Zeitklammer. Die alternativen Konzepte sollen sowohl geläufig und damit „konservativ“ sein als auch Türen in die Zukunft öffnen. Alle oben besprochenen Beispiele: – die Bibel als Wahrheitsquelle und der bedingungslose Glaube an Gott bei Luther, der industrielle und soziale Fortschritt bei Marx, die Gottesliebe und Nächstenliebe bei Jesus, die allgemeine Teilhabe am amerikanischen Lebensstil bei M. L. King, auch die Vernunft bei Immanuel Kant – zeigen, wie diese Synthese von Tradition und Innovation realisiert werden kann. Diese Konzepte waren im positiven Sinne nicht neu bis sogar an die Grenze der Trivialität: Wahrlich, welcher Christ hätte im 16. Jahrhundert geleugnet, dass die Bibel wahr ist? Welcher Amerikaner hätte in den 1960er Jahren den amerikanischen Lebensstil schlechtgeredet? Welcher fromme Jude hätte etwas gegen die Gottesliebe gesagt? Und dennoch führte die konsequente Durchsetzung dieser Ideen zu nahezu revolutionären Folgen, die grundliegende Neugestaltung des Denkens und des Lebens ermöglich haben.

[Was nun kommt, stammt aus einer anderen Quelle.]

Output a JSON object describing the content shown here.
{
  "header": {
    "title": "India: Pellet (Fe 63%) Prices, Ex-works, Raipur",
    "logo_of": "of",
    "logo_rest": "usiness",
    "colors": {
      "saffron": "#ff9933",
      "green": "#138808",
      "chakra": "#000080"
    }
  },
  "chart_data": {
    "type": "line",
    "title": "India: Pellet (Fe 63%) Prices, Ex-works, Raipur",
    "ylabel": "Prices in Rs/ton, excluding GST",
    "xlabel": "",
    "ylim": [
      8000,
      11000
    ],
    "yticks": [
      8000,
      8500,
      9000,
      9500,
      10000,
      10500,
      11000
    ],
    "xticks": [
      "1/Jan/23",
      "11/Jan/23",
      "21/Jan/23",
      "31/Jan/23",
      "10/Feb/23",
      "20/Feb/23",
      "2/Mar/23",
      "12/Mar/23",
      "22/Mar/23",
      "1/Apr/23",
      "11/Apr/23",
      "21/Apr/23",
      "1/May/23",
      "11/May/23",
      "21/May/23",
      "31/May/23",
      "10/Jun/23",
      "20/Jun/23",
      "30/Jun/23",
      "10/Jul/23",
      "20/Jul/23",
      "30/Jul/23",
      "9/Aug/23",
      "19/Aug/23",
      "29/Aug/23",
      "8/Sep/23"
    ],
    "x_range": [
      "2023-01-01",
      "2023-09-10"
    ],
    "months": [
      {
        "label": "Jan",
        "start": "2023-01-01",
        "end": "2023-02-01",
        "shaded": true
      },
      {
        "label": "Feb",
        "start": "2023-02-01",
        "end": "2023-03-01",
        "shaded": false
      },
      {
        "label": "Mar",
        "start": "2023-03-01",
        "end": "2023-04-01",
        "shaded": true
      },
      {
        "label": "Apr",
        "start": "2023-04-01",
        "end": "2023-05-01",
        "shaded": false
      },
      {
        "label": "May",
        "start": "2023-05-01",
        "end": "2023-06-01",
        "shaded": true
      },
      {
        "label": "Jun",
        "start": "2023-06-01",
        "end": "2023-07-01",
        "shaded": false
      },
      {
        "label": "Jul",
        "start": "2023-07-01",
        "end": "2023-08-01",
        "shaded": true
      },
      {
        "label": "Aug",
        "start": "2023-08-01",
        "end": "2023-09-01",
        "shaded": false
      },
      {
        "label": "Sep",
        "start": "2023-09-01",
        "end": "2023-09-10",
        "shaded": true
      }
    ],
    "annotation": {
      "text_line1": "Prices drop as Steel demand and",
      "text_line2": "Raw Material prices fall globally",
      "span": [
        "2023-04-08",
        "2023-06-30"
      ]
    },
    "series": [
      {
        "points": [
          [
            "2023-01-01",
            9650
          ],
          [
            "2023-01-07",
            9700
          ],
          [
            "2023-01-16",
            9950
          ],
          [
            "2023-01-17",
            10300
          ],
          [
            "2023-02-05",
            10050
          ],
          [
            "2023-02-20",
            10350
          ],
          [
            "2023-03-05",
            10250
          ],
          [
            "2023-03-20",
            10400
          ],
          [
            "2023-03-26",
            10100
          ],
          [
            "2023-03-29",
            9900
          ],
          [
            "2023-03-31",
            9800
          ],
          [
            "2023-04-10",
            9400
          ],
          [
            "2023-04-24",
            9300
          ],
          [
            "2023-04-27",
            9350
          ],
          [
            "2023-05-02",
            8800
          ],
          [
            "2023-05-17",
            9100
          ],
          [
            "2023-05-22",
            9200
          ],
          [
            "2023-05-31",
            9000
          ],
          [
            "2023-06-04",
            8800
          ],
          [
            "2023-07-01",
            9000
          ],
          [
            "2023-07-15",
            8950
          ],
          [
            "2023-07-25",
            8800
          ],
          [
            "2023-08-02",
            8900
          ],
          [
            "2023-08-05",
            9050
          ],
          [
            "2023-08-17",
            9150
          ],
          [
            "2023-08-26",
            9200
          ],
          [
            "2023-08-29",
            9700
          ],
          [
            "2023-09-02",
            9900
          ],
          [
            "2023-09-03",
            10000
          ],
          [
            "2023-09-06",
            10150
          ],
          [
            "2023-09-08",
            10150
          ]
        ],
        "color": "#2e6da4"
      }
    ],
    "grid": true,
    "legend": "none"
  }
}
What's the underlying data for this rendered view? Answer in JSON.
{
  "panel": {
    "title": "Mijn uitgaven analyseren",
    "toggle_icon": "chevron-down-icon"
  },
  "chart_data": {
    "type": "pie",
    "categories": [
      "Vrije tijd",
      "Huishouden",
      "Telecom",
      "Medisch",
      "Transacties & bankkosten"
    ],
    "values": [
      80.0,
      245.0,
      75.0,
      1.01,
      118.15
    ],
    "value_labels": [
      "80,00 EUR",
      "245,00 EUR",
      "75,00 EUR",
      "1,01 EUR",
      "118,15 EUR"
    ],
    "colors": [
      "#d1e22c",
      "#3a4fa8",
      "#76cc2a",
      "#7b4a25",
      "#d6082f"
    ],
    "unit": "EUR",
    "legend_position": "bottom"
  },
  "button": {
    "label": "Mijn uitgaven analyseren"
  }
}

Die einzige plausible Alternative in Sicht scheint das Konzept von Selbstbestimmung als Gegenprogramm gegen alle kollektivistischen Tendenzen zu sein. Wie in diese Richtung weitergearbeitet werden kann, ist die Frage, die über die Ziele dieses Artikels weit hinaus geht. Hier könnte lediglich vermutet werden, dass, damit die Rückbesinnung auf die Aufklärung das Niveau der obengenannten historischen Beispiele erreicht, auch die spätere Kritik am Hyperrationalismus der Aufklärung dort einfließen sollte.

Um zu den oben zitierten Worten von Hamlet zurückzukehren: Die Zeit ist in einer schweren Krise „out of joints“, d.h. sie ist aus den Gelenken ausgekugelt. Eine positive Alternative verbindet Vergangenheit mit Zukunft, stellt die Kontinuität der Zeit wieder her und heilt die Verrenkung.